Two isolated metallic spheres of radii 2 cm and 4 cm are given equal charge, then the ratio of charge density on the surfaces of the spheres will be

To solve the problem, we need to find the ratio of the charge densities on the surfaces of two isolated metallic spheres with given radii.

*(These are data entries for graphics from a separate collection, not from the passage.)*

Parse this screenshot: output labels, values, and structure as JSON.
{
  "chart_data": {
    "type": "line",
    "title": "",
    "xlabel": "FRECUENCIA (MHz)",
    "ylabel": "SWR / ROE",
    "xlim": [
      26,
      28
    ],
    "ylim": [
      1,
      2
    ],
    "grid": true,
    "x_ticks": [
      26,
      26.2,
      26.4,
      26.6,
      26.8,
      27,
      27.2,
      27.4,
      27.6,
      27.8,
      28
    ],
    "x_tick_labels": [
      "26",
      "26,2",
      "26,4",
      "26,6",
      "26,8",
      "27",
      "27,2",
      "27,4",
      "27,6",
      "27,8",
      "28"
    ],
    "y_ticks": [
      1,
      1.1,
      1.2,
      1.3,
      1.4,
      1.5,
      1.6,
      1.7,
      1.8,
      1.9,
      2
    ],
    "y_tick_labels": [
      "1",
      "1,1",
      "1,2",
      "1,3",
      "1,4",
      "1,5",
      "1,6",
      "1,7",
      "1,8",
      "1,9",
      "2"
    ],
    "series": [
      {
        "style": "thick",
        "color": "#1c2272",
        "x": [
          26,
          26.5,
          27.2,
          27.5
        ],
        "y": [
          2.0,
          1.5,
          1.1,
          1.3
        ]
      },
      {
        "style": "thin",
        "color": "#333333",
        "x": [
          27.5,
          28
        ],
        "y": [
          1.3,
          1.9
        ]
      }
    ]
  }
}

Let's break down the steps: ### Step 1: Define the Problem We have two metallic spheres: - Sphere 1 with radius \( r_1 = 2 \, \text{cm} \) - Sphere 2 with radius \( r_2 = 4 \, \text{cm} \) Both spheres are given equal charge \( Q \). ### Step 2: Understand Surface Charge Density The surface charge density \( \sigma \) is defined as the charge \( Q \) divided by the surface area \( A \) of the sphere: \[ \sigma = \frac{Q}{A} \] For a sphere, the surface area \( A \) is given by: \[ A = 4\pi r^2 \] ### Step 3: Calculate Surface Charge Densities For Sphere 1: \[ \sigma_1 = \frac{Q}{4\pi r_1^2} = \frac{Q}{4\pi (2 \, \text{cm})^2} = \frac{Q}{4\pi \cdot 4 \, \text{cm}^2} = \frac{Q}{16\pi \, \text{cm}^2} \] For Sphere 2: \[ \sigma_2 = \frac{Q}{4\pi r_2^2} = \frac{Q}{4\pi (4 \, \text{cm})^2} = \frac{Q}{4\pi \cdot 16 \, \text{cm}^2} = \frac{Q}{64\pi \, \text{cm}^2} \] ### Step 4: Find the Ratio of Charge Densities Now, we need to find the ratio \( \frac{\sigma_1}{\sigma_2} \): \[ \frac{\sigma_1}{\sigma_2} = \frac{\frac{Q}{16\pi \, \text{cm}^2}}{\frac{Q}{64\pi \, \text{cm}^2}} = \frac{Q}{16\pi} \times \frac{64\pi}{Q} \] The \( Q \) and \( \pi \) cancel out: \[ \frac{\sigma_1}{\sigma_2} = \frac{64}{16} = 4 \] ### Step 5: Conclusion Thus, the ratio of the charge densities on the surfaces of the spheres is: \[ \sigma_1 : \sigma_2 = 4 : 1 \] ### Final Answer The ratio of charge density on the surfaces of the spheres is \( 4 : 1 \). ---